The Kazakh Steppe: The Land Where the Horse was Tamed

Kazakhstan, believed to be the birthplace of the apple and the country from which the first man was sent into space, is now also thought to be the land where man first tamed the wild horse.

Archaeologists have discovered new evidence of a horse-herding culture in the steppes of Central Asia where Kazakh ancestral tribes emerged more than 5,500 years ago. This is far earlier than the evidence for the domestication of horses or their use in war in Ancient China, Egypt or the Mesopotamia.

Alan Outram, a British archaeologist from the University of Exeter, told National Geographic Magazine in October 2009 that his research team had discovered evidence that pushed back the earliest signs of the widespread riding and milking of horses by 1,000 to 2,000 years from previous estimates.
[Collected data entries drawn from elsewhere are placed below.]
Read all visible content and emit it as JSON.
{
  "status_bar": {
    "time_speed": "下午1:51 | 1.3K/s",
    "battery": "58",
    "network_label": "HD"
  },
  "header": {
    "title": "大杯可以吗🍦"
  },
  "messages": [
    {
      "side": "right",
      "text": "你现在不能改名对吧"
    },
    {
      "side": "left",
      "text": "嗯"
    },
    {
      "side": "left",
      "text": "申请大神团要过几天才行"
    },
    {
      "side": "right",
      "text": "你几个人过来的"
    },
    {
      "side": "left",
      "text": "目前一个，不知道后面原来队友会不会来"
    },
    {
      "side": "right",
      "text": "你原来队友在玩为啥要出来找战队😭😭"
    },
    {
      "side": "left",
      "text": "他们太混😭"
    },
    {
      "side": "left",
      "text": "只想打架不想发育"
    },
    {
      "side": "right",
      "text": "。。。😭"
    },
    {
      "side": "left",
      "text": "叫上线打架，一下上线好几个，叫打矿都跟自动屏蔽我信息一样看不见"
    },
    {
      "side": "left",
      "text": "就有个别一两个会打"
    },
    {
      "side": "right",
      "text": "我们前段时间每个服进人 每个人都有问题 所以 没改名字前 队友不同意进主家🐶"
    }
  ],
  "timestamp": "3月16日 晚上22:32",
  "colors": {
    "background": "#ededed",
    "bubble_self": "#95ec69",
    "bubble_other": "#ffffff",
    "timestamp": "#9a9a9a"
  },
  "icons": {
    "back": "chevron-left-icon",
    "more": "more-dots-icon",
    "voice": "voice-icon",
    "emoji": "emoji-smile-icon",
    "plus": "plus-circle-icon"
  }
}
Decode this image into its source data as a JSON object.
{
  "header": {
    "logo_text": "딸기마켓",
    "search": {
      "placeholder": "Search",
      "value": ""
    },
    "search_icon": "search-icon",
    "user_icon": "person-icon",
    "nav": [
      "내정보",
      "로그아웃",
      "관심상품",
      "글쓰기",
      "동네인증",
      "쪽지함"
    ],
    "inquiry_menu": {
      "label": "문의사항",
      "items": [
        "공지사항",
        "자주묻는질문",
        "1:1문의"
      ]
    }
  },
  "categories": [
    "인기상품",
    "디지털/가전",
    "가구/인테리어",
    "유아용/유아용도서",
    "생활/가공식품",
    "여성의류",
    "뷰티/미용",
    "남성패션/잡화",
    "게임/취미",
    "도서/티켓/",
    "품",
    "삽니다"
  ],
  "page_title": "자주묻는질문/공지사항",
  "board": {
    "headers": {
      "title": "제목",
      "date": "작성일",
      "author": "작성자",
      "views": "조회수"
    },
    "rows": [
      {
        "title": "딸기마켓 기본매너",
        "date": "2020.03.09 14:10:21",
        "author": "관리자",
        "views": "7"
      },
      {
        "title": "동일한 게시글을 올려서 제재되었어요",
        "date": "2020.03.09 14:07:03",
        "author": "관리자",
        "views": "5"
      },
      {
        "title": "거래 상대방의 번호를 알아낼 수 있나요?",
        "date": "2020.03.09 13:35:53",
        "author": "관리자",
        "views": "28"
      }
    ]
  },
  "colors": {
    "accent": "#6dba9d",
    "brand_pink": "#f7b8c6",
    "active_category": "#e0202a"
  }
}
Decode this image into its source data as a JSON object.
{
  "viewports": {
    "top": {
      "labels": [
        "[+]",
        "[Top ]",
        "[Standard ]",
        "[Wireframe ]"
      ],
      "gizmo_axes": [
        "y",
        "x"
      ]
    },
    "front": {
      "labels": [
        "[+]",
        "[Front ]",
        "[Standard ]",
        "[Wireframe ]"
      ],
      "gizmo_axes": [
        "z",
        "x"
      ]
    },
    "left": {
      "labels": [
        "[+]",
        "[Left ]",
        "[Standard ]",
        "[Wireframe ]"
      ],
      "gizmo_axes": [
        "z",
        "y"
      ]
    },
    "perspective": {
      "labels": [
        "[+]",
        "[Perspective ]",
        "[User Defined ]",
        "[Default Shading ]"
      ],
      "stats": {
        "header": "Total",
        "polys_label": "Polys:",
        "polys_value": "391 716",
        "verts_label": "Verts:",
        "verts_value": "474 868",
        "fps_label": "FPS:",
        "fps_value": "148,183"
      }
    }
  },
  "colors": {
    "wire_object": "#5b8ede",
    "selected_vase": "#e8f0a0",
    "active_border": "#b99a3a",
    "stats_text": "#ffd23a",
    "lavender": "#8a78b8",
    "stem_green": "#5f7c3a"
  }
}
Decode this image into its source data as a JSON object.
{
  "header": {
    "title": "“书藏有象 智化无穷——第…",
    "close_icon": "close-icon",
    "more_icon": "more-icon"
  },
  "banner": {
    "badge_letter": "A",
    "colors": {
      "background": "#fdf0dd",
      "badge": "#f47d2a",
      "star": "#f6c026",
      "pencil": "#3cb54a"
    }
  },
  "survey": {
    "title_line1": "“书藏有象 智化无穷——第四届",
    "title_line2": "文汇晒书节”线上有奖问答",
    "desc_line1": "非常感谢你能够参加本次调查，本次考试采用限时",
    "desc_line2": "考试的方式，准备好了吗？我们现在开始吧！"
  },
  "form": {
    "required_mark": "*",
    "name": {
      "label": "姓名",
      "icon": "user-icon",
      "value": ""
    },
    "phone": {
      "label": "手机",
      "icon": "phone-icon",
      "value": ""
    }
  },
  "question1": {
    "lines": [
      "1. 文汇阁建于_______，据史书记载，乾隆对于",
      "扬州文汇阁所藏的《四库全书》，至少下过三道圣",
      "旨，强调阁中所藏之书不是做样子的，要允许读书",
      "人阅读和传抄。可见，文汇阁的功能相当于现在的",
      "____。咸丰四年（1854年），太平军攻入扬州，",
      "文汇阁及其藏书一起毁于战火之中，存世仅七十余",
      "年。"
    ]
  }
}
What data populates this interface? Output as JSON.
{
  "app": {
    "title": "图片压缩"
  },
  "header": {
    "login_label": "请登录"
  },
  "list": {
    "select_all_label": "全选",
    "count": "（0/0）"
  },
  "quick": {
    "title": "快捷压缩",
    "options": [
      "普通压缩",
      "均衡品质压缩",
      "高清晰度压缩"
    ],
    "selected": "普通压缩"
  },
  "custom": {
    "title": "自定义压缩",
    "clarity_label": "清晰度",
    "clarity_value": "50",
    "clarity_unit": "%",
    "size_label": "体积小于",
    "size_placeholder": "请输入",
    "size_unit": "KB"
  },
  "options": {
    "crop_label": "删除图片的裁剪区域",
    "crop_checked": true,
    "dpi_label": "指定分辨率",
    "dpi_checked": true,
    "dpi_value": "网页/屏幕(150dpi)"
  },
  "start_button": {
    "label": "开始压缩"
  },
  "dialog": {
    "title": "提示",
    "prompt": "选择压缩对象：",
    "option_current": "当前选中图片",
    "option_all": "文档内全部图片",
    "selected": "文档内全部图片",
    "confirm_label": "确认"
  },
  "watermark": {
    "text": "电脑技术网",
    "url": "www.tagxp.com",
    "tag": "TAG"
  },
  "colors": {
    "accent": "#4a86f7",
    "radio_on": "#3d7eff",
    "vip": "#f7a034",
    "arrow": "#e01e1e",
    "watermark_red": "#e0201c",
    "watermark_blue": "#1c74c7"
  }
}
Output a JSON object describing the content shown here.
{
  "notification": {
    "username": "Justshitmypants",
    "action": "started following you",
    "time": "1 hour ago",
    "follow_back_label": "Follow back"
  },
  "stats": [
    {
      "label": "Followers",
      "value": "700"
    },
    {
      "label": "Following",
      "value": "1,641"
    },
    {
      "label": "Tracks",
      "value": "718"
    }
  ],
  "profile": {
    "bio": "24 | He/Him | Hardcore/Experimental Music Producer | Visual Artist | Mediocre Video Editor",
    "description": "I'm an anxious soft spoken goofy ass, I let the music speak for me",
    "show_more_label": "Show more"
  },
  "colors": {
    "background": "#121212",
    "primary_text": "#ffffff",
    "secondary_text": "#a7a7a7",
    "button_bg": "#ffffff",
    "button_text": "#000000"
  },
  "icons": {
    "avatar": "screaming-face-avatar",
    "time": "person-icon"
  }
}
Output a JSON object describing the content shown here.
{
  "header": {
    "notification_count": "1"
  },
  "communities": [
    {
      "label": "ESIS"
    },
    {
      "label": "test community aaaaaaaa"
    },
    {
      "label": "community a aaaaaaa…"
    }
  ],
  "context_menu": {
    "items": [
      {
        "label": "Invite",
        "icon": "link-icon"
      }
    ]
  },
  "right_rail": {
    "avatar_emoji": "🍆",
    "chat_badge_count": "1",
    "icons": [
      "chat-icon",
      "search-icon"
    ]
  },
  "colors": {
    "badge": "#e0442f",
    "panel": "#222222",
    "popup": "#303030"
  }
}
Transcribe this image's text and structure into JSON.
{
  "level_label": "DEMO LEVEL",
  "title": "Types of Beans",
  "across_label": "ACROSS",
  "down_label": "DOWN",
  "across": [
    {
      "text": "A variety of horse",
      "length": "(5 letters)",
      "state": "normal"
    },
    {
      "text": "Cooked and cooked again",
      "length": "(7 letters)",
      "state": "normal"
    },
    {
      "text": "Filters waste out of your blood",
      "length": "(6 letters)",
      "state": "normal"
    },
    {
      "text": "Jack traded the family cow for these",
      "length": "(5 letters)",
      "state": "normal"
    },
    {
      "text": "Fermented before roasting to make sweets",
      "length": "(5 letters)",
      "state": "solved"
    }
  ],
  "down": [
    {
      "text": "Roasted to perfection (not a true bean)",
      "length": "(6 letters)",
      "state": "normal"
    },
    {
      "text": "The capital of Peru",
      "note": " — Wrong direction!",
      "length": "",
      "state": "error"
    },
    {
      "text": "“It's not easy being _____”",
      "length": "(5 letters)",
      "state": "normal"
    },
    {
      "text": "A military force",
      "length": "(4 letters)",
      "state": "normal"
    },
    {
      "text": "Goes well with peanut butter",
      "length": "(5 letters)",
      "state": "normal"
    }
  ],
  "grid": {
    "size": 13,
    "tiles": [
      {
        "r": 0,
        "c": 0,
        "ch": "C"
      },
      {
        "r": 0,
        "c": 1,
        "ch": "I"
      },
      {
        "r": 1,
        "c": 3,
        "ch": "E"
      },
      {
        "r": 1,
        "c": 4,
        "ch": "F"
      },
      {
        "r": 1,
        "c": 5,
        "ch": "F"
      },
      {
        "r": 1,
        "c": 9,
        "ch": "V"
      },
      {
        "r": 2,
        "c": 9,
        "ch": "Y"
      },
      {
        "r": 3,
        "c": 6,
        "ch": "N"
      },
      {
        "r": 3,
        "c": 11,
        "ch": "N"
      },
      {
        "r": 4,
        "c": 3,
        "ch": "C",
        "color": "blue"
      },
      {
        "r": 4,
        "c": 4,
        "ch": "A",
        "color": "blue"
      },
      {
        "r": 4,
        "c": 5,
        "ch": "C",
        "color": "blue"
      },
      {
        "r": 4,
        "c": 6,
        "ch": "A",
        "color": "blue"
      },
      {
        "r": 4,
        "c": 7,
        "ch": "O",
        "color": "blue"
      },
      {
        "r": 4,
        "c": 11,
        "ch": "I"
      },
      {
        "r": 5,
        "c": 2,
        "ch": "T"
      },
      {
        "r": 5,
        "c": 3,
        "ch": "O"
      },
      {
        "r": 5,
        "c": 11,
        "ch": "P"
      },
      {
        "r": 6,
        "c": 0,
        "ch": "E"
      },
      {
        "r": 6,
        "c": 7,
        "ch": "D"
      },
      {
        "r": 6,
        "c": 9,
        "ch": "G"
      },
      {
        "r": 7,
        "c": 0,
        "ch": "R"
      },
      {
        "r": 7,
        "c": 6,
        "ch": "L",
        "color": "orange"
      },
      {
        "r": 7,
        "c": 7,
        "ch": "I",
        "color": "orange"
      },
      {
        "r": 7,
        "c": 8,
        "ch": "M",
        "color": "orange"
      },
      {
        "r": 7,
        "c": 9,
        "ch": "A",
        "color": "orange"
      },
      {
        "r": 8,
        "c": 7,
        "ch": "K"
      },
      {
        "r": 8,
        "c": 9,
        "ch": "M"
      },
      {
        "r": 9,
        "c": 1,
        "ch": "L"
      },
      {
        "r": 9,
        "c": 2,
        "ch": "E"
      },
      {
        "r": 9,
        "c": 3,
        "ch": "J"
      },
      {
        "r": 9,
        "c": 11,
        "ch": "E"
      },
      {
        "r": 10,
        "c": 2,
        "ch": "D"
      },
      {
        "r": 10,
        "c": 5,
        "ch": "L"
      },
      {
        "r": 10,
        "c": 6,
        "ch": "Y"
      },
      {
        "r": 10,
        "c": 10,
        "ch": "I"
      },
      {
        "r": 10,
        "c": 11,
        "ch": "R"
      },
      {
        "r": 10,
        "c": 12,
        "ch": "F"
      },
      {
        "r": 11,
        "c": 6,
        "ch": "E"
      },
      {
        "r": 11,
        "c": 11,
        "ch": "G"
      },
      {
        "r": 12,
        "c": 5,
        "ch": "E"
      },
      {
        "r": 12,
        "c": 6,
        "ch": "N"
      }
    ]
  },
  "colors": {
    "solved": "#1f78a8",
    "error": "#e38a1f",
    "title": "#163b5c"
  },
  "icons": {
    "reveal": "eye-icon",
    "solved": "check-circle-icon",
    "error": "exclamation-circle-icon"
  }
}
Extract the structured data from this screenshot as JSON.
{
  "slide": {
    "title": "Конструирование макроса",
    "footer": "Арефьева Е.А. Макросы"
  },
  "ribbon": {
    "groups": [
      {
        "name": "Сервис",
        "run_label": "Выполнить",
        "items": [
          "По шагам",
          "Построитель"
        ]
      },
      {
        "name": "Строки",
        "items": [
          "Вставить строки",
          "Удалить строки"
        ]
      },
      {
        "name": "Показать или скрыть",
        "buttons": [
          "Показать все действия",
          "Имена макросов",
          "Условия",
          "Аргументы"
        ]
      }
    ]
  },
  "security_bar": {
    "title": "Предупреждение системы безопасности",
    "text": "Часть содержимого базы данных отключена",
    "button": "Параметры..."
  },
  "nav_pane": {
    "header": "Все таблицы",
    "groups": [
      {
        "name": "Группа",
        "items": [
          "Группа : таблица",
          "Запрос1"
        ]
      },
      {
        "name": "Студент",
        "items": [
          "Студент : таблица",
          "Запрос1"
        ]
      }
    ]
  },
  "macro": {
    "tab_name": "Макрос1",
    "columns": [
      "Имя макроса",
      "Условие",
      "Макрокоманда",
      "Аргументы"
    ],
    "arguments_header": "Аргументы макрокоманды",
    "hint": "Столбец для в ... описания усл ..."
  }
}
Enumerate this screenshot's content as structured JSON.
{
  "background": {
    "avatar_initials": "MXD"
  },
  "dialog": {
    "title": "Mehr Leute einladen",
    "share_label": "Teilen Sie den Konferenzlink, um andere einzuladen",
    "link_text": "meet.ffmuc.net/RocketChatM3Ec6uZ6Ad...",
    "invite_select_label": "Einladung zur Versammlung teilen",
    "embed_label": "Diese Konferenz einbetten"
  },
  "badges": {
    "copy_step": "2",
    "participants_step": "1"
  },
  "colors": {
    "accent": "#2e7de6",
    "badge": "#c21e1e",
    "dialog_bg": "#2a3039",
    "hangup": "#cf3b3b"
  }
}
Outram and his colleagues published their research in the October 2009 issue of the prestigious international journal “Science.”

Outram and his colleagues excavated the remains of horses from the Botai region of northern Kazakhstan. Radiocarbon dating established that these remains were around 5,500 years old – a period far earlier than the Old Kingdom of Egypt or the ancient Sumerian culture of Mesopotamia and even before the Mohenjo-Daro civilization of modern Pakistan.

The teeth of these small steppe horses showed unmistakable evidence of having been subjected to bits – an indication that they were used either for riding or pulling carts. They also found broken pieces of pottery used by the Botai culture that still contained elements of fat from horses and their milk. This was clear evidence that the steppe horses were already being used at this early date to provide both meat and milk – substances which remain prized in Kazakh cuisine and culture today.

The researchers also found that the horse bones they excavated were slender – a sure sign throughout history of domesticated and carefully bred horses, not of wild ones that had not been subjected to controlled and selective breeding.

Outram’s discoveries are also consistent with a wider emerging body of evidence that many of the key developments in human civilization and agriculture took place across the vast steppes of the heartland of Asia, and not just in the river valleys of the Middle East and southern and Eastern Asia, as archaeologists for so long assumed.

Archaeologists have discovered evidence of towns, and therefore of urban civilization, in the territories of modern Kazakhstan far earlier than experts previously assumed. And even before Outram’s work, clear evidence had been uncovered that the horse was domesticated in the Asian steppes at least 3,100 to 3,600 years ago in the Botai region – a period of time parallel with the New Kingdom of Egypt and the Minoan Empire of ancient Crete.

This previous evidence was more circumstantial than the latest findings. The early findings uncovered primitive tools for working leather that suggested, first, that cattle were being domesticated to provide the leather and hides and, second, that the leather was being worked to make harnesses that could only have been used on horses, not cattle.

Western and Kazakh archaeologists had merely hoped to find more confirmation of these first findings in the Botai region. But the Outram team was surprised by the amount of confirmation they actually uncovered and, most of all, by the far earlier dates that their data belonged to.

The new finds also suggest that the traditional practices of the ancient Kazakh tribes – eating the meat of their horses and drinking their milk as well as using them for transportation – go back thousands of years to the dawn of civilization. They also suggest that the spirit of innovation and technology in ancient history did not come only from towns and densely populated river valley cultures on the rims of Africa and Asia, but also from the heart of the “grass ocean” of the steppe.

Though the larger world’s discovery of Kazakhstan’s early domestication of the horse is recent, Kazakh scholars have long argued that their homeland was the origin of the taming of the horse. The location, climatic and environmental demands of steppe life would have logically focused the ingenuity and expertise of its people in this direction as essential skills to their survival. The latest findings confirm these long held local beliefs.

As National Geographic noted when it reported Outram’s discoveries, the domestication of the horse and their subsequent employment as draught animals or beasts of burden “transformed human society by speeding up transport, making long-distance trading more feasible and opening up new styles of warfare.” This development has therefore long been recognized as being one of the most important advances in early human history.

It is striking that the archaeological evidence to solve this age-old mystery was found in Kazakhstan, the same country that today is home to the Baikonur Cosmodrome from which cosmonaut Yury Gagarin was launched to become the first human being in space half a century ago.

The popularity and significance of the horse in Kazakh culture today remains strong. New hippodromes – or racetracks – have opened in Almaty, the nation’s largest city, and in Kazakhstan’s new capital Astana. Equestrian sports centers have sprung up and horse trekking in the nation’s national parks and mountains are popular pastimes.

Kazakhstan has emerged from the mists of history as both the most modern and ancient of nations along the fabled Silk Road. And its long-cherished equestrian culture has now revealed to have provided a giant gallop forward for human progress.